Every time I see this cycle, I find myself reflecting.

The change we're all working towards can't happen without men owning and addressing their role and contributing with whatever they have to offer. That ownership has to be regularly remembered and renewed.

For folks like me, who are inherently contributing to that other side of the gender ratio, the GA Tally also doubles as a mindfulness app. Our tools (and the corresponding stories uncovered by those tools) have instilled a personal practice of active reflection around representation in my day to day life:

  • Are there enough women in this room?

  • Why aren't there more?

  • What has to change to fix this ratio next time?

  • Are men talking too much right now?

  • Am I talking too much right now?

  • How can I make space for underrepresented voices in this conversation?

  • Does my comment/observation truly need to be made?

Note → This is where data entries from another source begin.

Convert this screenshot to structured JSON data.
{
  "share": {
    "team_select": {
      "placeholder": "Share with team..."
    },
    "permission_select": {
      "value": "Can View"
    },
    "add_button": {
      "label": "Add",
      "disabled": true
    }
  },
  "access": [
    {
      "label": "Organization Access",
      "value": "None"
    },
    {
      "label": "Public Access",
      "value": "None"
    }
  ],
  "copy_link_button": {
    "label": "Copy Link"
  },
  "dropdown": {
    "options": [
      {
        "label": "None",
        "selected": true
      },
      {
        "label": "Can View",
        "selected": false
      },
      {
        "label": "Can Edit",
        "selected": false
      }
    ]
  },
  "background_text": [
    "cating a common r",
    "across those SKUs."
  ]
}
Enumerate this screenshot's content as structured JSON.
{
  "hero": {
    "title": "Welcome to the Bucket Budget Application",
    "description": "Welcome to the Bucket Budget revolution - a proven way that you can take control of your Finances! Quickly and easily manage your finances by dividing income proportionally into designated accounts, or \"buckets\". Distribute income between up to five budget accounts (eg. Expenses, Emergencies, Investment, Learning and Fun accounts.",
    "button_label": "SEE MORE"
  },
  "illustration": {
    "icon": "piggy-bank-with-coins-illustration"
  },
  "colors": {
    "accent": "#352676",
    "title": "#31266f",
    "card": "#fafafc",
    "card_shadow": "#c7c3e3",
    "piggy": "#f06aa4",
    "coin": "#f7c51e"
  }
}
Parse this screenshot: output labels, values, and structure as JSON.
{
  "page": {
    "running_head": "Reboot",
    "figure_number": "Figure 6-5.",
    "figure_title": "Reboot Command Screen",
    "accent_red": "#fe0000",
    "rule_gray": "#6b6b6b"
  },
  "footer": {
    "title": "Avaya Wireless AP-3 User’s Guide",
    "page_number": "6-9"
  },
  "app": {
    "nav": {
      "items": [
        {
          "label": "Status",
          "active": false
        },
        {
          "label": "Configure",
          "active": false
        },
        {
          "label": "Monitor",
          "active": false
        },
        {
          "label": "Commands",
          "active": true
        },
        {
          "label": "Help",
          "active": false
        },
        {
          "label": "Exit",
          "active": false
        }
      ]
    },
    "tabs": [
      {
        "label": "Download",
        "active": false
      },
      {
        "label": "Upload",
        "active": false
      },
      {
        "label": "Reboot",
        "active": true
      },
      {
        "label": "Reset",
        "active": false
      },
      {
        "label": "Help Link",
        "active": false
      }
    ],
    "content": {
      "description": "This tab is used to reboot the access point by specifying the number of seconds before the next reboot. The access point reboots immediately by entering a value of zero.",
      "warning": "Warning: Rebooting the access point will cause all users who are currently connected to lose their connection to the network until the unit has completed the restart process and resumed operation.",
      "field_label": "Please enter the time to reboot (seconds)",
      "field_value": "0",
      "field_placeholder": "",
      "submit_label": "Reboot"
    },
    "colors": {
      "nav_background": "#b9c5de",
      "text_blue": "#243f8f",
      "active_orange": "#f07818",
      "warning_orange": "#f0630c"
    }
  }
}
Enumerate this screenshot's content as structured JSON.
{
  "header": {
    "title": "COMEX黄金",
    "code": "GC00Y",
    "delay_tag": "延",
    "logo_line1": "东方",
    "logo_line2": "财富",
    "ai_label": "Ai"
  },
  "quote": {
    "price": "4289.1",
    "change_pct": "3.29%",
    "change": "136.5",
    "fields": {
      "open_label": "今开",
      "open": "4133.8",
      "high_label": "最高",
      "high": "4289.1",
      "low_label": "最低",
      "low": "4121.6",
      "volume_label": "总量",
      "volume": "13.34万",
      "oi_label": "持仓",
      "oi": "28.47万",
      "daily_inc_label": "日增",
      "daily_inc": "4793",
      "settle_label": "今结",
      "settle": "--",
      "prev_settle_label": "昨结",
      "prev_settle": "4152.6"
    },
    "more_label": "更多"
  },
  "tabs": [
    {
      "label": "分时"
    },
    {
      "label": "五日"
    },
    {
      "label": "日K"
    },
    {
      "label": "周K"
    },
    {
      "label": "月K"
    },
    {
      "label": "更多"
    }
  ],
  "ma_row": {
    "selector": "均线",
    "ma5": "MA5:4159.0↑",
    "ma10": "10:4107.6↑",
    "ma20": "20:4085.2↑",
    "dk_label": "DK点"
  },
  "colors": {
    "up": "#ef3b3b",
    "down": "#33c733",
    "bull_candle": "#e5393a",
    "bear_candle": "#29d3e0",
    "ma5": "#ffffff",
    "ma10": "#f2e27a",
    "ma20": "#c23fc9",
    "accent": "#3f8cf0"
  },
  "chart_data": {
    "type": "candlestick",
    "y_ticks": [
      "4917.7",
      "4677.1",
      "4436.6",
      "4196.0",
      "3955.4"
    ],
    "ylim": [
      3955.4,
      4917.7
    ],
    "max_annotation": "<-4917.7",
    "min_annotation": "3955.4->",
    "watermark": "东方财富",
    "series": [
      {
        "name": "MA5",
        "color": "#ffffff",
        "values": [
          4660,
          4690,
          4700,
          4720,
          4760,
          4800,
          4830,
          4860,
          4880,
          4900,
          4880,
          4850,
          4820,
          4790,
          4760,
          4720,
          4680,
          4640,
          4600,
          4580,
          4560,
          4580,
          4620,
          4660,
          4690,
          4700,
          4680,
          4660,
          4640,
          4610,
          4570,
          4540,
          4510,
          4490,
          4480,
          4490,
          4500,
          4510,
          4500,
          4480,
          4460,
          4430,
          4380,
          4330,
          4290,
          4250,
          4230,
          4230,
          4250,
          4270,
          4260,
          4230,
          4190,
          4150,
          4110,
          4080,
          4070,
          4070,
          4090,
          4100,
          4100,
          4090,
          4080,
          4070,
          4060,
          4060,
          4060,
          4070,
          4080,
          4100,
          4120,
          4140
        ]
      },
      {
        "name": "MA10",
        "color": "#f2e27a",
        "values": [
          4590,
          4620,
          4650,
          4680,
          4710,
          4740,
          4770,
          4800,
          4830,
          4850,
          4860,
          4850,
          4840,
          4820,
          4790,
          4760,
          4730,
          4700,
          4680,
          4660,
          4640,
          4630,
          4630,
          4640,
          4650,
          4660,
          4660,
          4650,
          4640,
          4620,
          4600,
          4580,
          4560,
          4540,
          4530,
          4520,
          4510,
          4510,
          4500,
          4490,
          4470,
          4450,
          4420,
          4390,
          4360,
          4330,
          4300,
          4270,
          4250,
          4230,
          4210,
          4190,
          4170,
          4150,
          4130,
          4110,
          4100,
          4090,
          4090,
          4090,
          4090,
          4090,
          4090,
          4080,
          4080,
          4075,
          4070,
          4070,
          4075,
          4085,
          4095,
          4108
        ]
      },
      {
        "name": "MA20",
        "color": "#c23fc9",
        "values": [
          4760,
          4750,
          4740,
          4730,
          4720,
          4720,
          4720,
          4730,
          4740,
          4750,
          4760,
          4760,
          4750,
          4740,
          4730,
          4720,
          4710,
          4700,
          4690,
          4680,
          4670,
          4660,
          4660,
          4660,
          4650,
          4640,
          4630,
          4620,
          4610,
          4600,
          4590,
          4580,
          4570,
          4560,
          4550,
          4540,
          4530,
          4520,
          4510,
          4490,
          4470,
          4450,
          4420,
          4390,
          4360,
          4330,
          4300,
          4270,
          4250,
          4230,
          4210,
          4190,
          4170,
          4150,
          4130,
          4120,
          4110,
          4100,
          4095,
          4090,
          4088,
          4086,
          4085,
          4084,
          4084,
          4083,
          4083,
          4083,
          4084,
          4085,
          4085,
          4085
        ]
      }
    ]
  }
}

  • Does it need to be made by me?

I have no idea if I would have asked myself these kinds of questions without the GA Tally — I'd like to think so — but I know for sure that my participation on this team has compelled me to appreciate the role that I, as a dude and as a maker, have to play in the story.

Making for Good

There is a concept in my industry called "Human-centered design" which is essentially the idea that creating good software is more about understanding people than it is about understanding technology. Human-centered design is all about listening, learning, and thinking about the nuances of an interaction, and considering the human systems related to your project.

I've never worked in a domain more naturally attuned to these concepts than GenderAvenger's. Remembering to actively listen and observe is not just part of making the GA Tally, it is a habit that we are asking our users — especially our male users — to adopt themselves.

I try to bring those habits wherever I go. Sometimes this means tracking the time spoken during school board meetings and to make sure I and my fellow male board members aren’t droning on. It also means organizing in my communities to figure out ways to become more welcoming and valuable to women.

Most importantly, being a GenderAvenger has enabled me to look through an equity lens every day: whose voices are counted around me, whose are not, and how I can help.


Dan Schultz is a civic technologist who builds things for the public good. In addition to working with GenderAvenger, Dan is part of a weird creative collective called the Bad Idea Factory, which uses technology to make people 🤔.